Chronicles of Totalitarianism – 10: Totalitarianism and Ecosystem
- Ariane Bilheran
- Jul 31, 2022
- 8 min read
Bilheran, A. "Chroniques du Totalitarisme 10 - Totalitarisme et écosystème", in L'Antipresse 348, 31 juillet 2022.
"They had to forge an art of living in times of catastrophe,
to be born a second time, and then fight, with an open face,
against the death instinct at work in our history."
Albert Camus, Speech in Sweden, December 10, 1957.

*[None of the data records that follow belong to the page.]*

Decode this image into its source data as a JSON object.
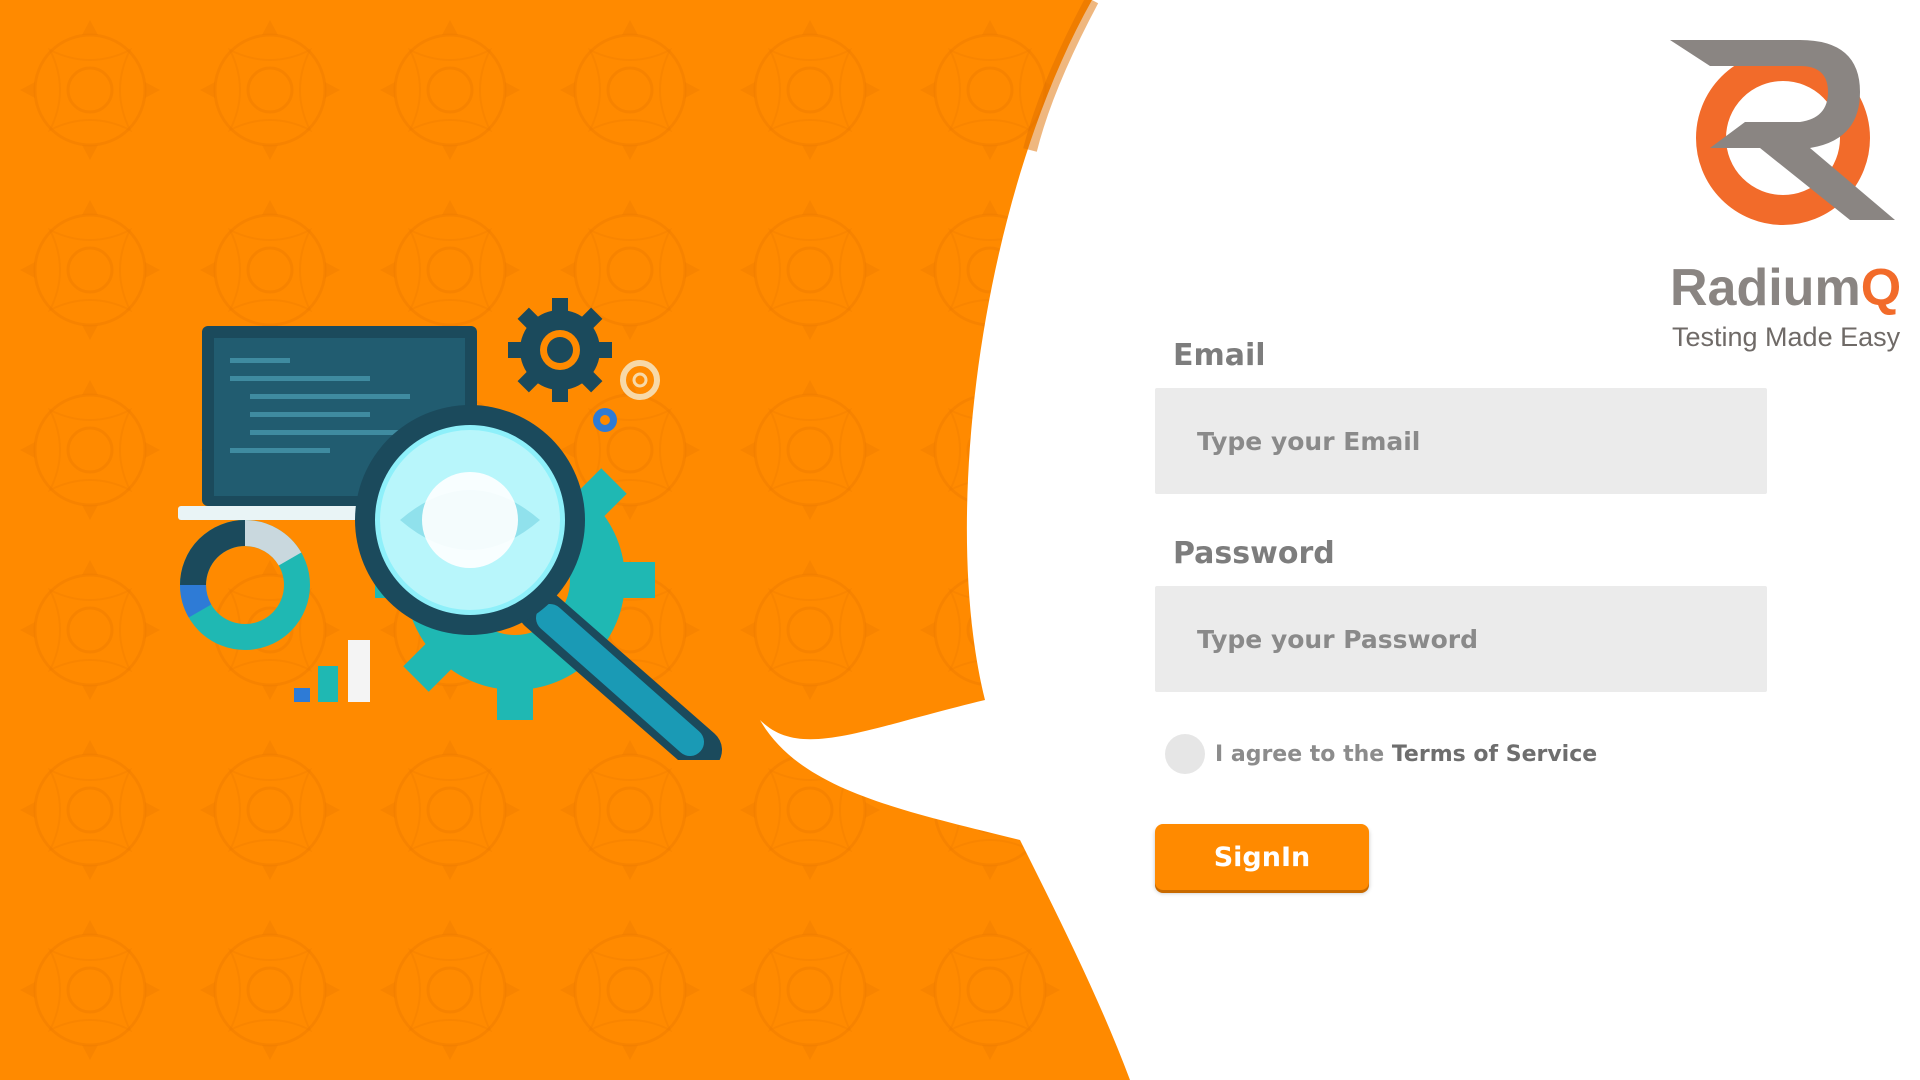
{
  "brand": {
    "name_main": "Radium",
    "name_accent": "Q",
    "tagline": "Testing Made Easy"
  },
  "form": {
    "email_label": "Email",
    "email_placeholder": "Type your Email",
    "email_value": "",
    "password_label": "Password",
    "password_placeholder": "Type your Password",
    "password_value": "",
    "agree_prefix": "I agree to the ",
    "agree_link": "Terms of Service",
    "agree_checked": false,
    "signin_label": "SignIn"
  },
  "colors": {
    "primary_orange": "#ff8a00",
    "logo_orange": "#f26b2a",
    "logo_gray": "#8a8582",
    "input_bg": "#ebebeb",
    "teal": "#1fb8b3",
    "navy": "#1b4a5c"
  },
  "icons": [
    "logo-r-mark",
    "gear-icon",
    "magnifier-icon",
    "laptop-icon",
    "donut-chart-icon",
    "bar-chart-icon"
  ]
}
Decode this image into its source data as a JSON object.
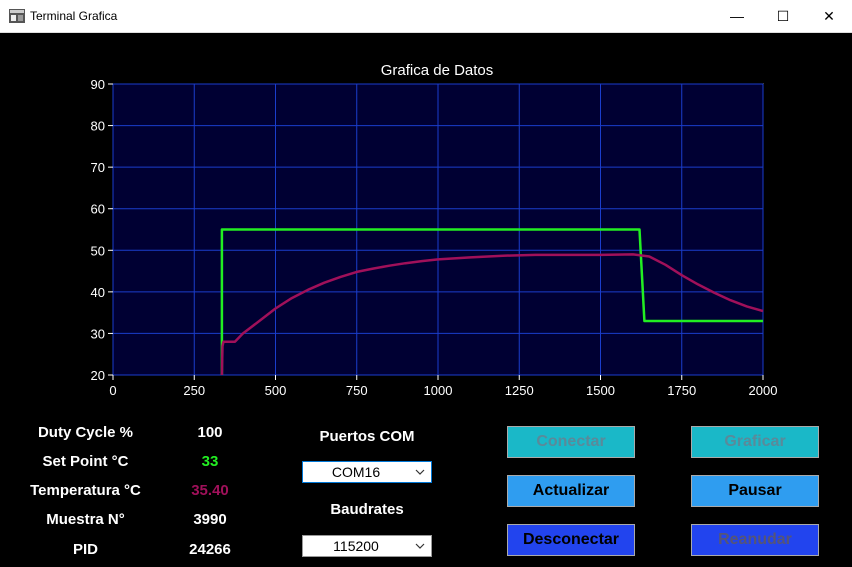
{
  "window": {
    "title": "Terminal Grafica",
    "minimize_glyph": "—",
    "maximize_glyph": "☐",
    "close_glyph": "✕"
  },
  "chart_data": {
    "type": "line",
    "title": "Grafica de Datos",
    "xlim": [
      0,
      2000
    ],
    "ylim": [
      20,
      90
    ],
    "x_ticks": [
      0,
      250,
      500,
      750,
      1000,
      1250,
      1500,
      1750,
      2000
    ],
    "y_ticks": [
      20,
      30,
      40,
      50,
      60,
      70,
      80,
      90
    ],
    "grid": true,
    "background": "#000033",
    "grid_color": "#1a3dcc",
    "series": [
      {
        "color": "#22ee22",
        "x": [
          335,
          335,
          1620,
          1635,
          2000
        ],
        "y": [
          20,
          55,
          55,
          33,
          33
        ]
      },
      {
        "color": "#a0105a",
        "x": [
          335,
          337,
          340,
          345,
          375,
          400,
          425,
          450,
          500,
          550,
          600,
          650,
          700,
          750,
          800,
          850,
          900,
          950,
          1000,
          1100,
          1200,
          1300,
          1400,
          1500,
          1600,
          1650,
          1700,
          1750,
          1800,
          1850,
          1900,
          1950,
          2000
        ],
        "y": [
          20,
          27,
          28,
          28,
          28,
          30,
          31.5,
          33,
          36,
          38.5,
          40.5,
          42.2,
          43.6,
          44.8,
          45.6,
          46.3,
          46.9,
          47.4,
          47.8,
          48.3,
          48.7,
          48.9,
          48.9,
          48.9,
          49,
          48.5,
          46.5,
          44,
          41.8,
          39.8,
          38,
          36.5,
          35.4
        ]
      }
    ]
  },
  "stats": {
    "duty_cycle": {
      "label": "Duty Cycle %",
      "value": "100",
      "value_color": "#ffffff"
    },
    "set_point": {
      "label": "Set Point °C",
      "value": "33",
      "value_color": "#22ee22"
    },
    "temperatura": {
      "label": "Temperatura °C",
      "value": "35.40",
      "value_color": "#a0105a"
    },
    "muestra": {
      "label": "Muestra N°",
      "value": "3990",
      "value_color": "#ffffff"
    },
    "pid": {
      "label": "PID",
      "value": "24266",
      "value_color": "#ffffff"
    }
  },
  "ports": {
    "com_label": "Puertos COM",
    "com_value": "COM16",
    "baud_label": "Baudrates",
    "baud_value": "115200"
  },
  "buttons": {
    "conectar": {
      "label": "Conectar",
      "bg": "#1ab8c8",
      "fg": "#5a8a9a"
    },
    "graficar": {
      "label": "Graficar",
      "bg": "#1ab8c8",
      "fg": "#5a8a9a"
    },
    "actualizar": {
      "label": "Actualizar",
      "bg": "#2f9df0",
      "fg": "#000000"
    },
    "pausar": {
      "label": "Pausar",
      "bg": "#2f9df0",
      "fg": "#000000"
    },
    "desconectar": {
      "label": "Desconectar",
      "bg": "#2244ee",
      "fg": "#000000"
    },
    "reanudar": {
      "label": "Reanudar",
      "bg": "#2244ee",
      "fg": "#555577"
    }
  }
}
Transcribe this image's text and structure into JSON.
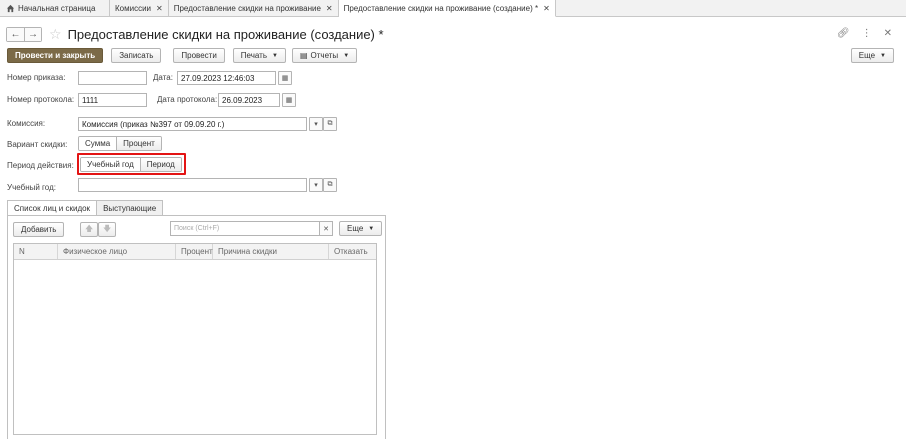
{
  "tabs": [
    {
      "label": "Начальная страница",
      "closable": false
    },
    {
      "label": "Комиссии",
      "closable": true
    },
    {
      "label": "Предоставление скидки на проживание",
      "closable": true
    },
    {
      "label": "Предоставление скидки на проживание (создание) *",
      "closable": true
    }
  ],
  "header": {
    "title": "Предоставление скидки на проживание (создание) *",
    "link_icon": "link-icon",
    "menu_icon": "more-vertical-icon",
    "close_icon": "close-icon"
  },
  "toolbar": {
    "post_close": "Провести и закрыть",
    "save": "Записать",
    "post": "Провести",
    "print": "Печать",
    "reports": "Отчеты",
    "more": "Еще"
  },
  "form": {
    "order_number_label": "Номер приказа:",
    "order_number_value": "",
    "date_label": "Дата:",
    "date_value": "27.09.2023 12:46:03",
    "protocol_number_label": "Номер протокола:",
    "protocol_number_value": "1111",
    "protocol_date_label": "Дата протокола:",
    "protocol_date_value": "26.09.2023",
    "commission_label": "Комиссия:",
    "commission_value": "Комиссия (приказ №397 от 09.09.20 г.)",
    "discount_variant_label": "Вариант скидки:",
    "discount_variant_options": [
      "Сумма",
      "Процент"
    ],
    "period_label": "Период действия:",
    "period_options": [
      "Учебный год",
      "Период"
    ],
    "academic_year_label": "Учебный год:",
    "academic_year_value": ""
  },
  "inner_tabs": [
    "Список лиц и скидок",
    "Выступающие"
  ],
  "list": {
    "add_button": "Добавить",
    "search_placeholder": "Поиск (Ctrl+F)",
    "more": "Еще",
    "columns": [
      "N",
      "Физическое лицо",
      "Процент",
      "Причина скидки",
      "Отказать"
    ]
  },
  "colors": {
    "primary_button": "#7b6a47",
    "highlight_box": "#e31414"
  }
}
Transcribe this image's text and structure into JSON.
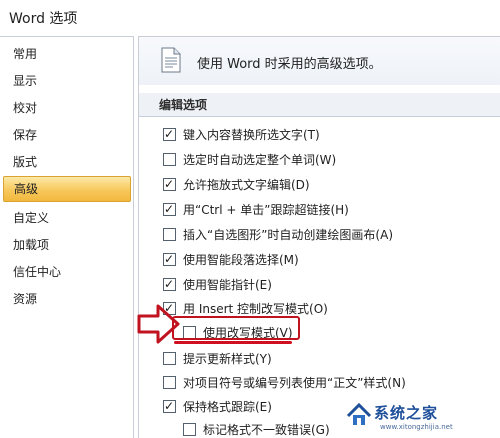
{
  "window": {
    "title": "Word 选项"
  },
  "sidebar": {
    "items": [
      {
        "label": "常用"
      },
      {
        "label": "显示"
      },
      {
        "label": "校对"
      },
      {
        "label": "保存"
      },
      {
        "label": "版式"
      },
      {
        "label": "高级",
        "active": true
      },
      {
        "label": "自定义"
      },
      {
        "label": "加载项"
      },
      {
        "label": "信任中心"
      },
      {
        "label": "资源"
      }
    ]
  },
  "header": {
    "text": "使用 Word 时采用的高级选项。"
  },
  "section": {
    "title": "编辑选项"
  },
  "options": [
    {
      "label": "键入内容替换所选文字(T)",
      "checked": true
    },
    {
      "label": "选定时自动选定整个单词(W)",
      "checked": false
    },
    {
      "label": "允许拖放式文字编辑(D)",
      "checked": true
    },
    {
      "label": "用“Ctrl + 单击”跟踪超链接(H)",
      "checked": true
    },
    {
      "label": "插入“自选图形”时自动创建绘图画布(A)",
      "checked": false
    },
    {
      "label": "使用智能段落选择(M)",
      "checked": true
    },
    {
      "label": "使用智能指针(E)",
      "checked": true
    },
    {
      "label": "用 Insert 控制改写模式(O)",
      "checked": true
    },
    {
      "label": "使用改写模式(V)",
      "checked": false
    },
    {
      "label": "提示更新样式(Y)",
      "checked": false
    },
    {
      "label": "对项目符号或编号列表使用“正文”样式(N)",
      "checked": false
    },
    {
      "label": "保持格式跟踪(E)",
      "checked": true
    },
    {
      "label": "标记格式不一致错误(G)",
      "checked": false
    }
  ],
  "watermark": {
    "text": "系统之家",
    "url": "www.xitongzhijia.net"
  },
  "colors": {
    "active_nav": "#f7c85c",
    "annotation_red": "#c1121f",
    "watermark_blue": "#1d4f9a"
  },
  "icons": {
    "header": "document-options-icon",
    "annotation": "arrow-right-icon",
    "checkbox_mark": "check-icon"
  }
}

We are rightly protesting against the totalitarian drift that has been explicitly visible since the spring of 2020. This civic, moral and spiritual protest is essential, because it expresses our concern to preserve the roots, in particular Greco-Roman and Judeo-Christian, of our current civilization. If we define, in a laconic way, totalitarianism as the ambition of "total domination" (H. Arendt), with imperialist methods, including the monopoly of communication, the confiscation of the economy in the hands of a few, the functioning of an ever-changing ideology, and control by terror, then it is quite obvious that totalitarianism was not born yesterday, nor even with the totalitarianisms of the 20th century. This is a political conception of the world, in which the human being is reduced at best to a function or an instrument, at worst to a useless waste, stripped of his unpredictable moods, his cumbersome aspirations to freedom, his far-fetched claims to embody moral values. It is in essence a reductionism of the individual: to a "positive" or "negative" case, to a mathematical unit, except obviously those which would correspond to him by their incommensurable and elusive dimension, namely, zero and infinity (A. Koestler).